MSJ開発中止、導入待ち続けたANA&JALはどうする? 日の丸ジェット挫折の代替は難しい判断か
JAL、ANAも発注し、導入を待ち続けたMSJこと「三菱スペース・ジェット」は、実用化することなく開発打ち切りとなりました。2社はこの機のかわりに、どのような新型旅客機を導入する可能性が考えられるのでしょうか。
MSJはローンチカスタマーであるANA、そしてJALも発注
2023年2月7日、三菱重工グループの三菱航空機が手掛けるジェット旅客機、MSJこと三菱スペースジェット(旧称:MRJ)の開発終了が正式に発表されました。日本初のジェット旅客機を製造するプロジェクトは、実用化することなく終わったわけです。

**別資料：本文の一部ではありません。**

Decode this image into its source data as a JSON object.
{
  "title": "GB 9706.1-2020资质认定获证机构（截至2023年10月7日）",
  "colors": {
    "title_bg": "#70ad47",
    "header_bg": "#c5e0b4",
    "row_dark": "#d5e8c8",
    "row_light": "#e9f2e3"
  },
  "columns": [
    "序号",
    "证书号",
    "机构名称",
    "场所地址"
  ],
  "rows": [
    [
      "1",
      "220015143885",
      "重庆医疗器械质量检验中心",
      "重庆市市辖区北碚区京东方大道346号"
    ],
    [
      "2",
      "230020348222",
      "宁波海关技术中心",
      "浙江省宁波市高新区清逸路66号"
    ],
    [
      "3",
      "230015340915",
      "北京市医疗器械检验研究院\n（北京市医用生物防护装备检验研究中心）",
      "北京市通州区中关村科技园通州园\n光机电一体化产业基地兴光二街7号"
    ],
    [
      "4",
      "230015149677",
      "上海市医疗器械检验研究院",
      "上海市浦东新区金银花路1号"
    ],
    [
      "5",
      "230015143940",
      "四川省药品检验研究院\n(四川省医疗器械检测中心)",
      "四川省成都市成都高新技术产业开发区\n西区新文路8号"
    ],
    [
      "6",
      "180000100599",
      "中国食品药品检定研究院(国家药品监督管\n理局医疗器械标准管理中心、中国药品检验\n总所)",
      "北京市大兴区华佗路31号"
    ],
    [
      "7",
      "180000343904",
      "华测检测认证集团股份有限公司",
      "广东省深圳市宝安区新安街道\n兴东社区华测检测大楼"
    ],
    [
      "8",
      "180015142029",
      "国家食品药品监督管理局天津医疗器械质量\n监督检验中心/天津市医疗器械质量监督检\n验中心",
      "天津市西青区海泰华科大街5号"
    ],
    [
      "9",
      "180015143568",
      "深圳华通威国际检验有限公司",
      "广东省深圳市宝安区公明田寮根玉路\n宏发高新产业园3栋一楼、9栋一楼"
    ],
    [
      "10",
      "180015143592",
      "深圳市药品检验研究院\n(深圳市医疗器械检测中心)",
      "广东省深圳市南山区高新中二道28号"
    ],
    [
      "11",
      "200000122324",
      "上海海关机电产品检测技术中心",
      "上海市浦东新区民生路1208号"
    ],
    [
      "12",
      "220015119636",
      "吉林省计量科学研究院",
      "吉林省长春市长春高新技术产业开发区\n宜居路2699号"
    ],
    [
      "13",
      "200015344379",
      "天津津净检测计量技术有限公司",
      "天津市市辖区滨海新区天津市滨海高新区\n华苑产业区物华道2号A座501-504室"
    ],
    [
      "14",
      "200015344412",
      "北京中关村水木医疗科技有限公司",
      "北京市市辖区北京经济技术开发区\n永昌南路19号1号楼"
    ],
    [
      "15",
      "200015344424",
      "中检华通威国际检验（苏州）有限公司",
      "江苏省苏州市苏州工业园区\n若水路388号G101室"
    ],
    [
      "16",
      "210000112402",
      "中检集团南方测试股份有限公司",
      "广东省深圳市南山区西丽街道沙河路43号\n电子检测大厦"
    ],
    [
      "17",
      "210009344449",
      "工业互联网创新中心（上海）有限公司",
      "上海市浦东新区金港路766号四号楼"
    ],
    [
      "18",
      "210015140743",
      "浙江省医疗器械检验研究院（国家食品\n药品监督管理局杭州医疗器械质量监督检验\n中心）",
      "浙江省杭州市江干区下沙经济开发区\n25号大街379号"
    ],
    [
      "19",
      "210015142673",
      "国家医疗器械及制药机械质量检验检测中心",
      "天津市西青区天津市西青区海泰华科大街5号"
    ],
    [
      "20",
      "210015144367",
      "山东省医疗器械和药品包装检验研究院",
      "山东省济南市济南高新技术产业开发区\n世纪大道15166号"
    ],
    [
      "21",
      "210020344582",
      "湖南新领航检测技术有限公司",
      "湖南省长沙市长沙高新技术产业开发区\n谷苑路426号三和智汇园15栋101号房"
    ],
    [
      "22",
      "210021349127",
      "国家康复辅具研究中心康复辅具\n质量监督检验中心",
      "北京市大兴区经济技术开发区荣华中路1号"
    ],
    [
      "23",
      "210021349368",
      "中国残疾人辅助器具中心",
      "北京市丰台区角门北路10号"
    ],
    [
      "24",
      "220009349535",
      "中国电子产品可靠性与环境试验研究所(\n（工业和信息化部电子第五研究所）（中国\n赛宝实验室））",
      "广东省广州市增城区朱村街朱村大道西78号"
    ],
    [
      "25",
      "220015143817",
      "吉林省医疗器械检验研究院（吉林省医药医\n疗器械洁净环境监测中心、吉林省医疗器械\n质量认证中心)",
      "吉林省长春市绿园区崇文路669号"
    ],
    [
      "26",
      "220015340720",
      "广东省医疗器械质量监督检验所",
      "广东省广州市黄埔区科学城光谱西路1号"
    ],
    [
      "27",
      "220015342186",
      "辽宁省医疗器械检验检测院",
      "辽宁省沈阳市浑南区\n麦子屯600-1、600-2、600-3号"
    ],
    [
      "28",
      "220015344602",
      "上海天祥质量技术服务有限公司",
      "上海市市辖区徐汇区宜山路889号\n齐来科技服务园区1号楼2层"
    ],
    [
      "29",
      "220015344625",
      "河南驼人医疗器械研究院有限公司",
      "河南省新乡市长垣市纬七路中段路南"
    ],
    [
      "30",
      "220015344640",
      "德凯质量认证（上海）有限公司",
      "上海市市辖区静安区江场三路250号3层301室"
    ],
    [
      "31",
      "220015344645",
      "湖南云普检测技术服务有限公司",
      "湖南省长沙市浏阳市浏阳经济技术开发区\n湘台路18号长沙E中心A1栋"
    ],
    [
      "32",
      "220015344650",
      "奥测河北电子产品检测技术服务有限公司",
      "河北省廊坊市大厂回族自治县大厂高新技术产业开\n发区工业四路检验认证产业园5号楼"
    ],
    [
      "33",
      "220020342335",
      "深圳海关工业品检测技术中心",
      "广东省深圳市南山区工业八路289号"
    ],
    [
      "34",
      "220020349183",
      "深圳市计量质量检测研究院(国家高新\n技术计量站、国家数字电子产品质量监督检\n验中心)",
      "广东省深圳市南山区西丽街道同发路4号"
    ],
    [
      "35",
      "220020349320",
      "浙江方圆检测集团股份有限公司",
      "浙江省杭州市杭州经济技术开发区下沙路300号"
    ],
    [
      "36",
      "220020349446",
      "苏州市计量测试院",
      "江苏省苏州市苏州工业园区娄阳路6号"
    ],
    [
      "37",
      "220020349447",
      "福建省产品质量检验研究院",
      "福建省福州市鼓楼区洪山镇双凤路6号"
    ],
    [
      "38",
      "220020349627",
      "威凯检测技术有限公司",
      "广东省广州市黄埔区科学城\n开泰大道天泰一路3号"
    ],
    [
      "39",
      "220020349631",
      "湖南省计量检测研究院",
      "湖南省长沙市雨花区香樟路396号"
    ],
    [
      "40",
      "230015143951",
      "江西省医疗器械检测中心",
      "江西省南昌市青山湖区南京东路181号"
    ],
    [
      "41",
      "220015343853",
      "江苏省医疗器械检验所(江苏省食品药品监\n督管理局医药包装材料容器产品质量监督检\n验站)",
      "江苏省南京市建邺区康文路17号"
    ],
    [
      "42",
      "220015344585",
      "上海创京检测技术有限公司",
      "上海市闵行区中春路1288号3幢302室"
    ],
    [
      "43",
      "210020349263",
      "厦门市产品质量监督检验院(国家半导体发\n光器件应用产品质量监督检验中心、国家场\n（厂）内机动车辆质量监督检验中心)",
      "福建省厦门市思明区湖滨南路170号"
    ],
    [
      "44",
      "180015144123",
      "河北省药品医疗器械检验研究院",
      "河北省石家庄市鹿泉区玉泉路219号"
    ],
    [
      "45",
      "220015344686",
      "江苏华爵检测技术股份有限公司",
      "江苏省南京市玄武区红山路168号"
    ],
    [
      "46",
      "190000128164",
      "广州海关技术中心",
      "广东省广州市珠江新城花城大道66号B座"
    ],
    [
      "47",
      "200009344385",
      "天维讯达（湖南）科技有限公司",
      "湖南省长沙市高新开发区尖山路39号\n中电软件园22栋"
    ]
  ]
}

このMSJは日本の航空会社からも受注を獲得。この機の開発の後ろ盾となる初期発注者「ローンチカスタマー」のANA(全日空)グループだけでなく、JAL(日本航空)グループへの納入も待たれていました。三菱重工の泉澤清次社長は今後について「引き続き丁寧にお話を進めていきます」としていますが、2社はそれぞれ、次世代旅客機の納入計画が破綻してしまったのです。この穴埋めには、どのような方法が考えられるのでしょうか。
JALでは2023年現在、MSJと同じカテゴリに入る、100席以下の地方間輸送むけジェット旅客機「リージョナル・ジェット」として、ブラジル・エンブラエルの「E-Jet」シリーズ、「E170」「E190」を使用しています。
MSJは2020年時点で、すでに6度の納入延期をしたのち開発を一時停止しました。このあいだにエンブラエルは、派生型である「E-Jet E2」シリーズを実用化させ、2018年にデビューさせています。
そのため、もし88席を標準とするMSJと同クラスのサイズ感をもつ機体が必要であれば、それより少し大きいものの、最大90~146席となるE-Jet E2シリーズの導入で、十分にその役割を果たすことができるという見立てが有力です。
その一方で、より大きな方向転換を求められるのが、ANAです。同社はエンブラエル機の導入実績がありません。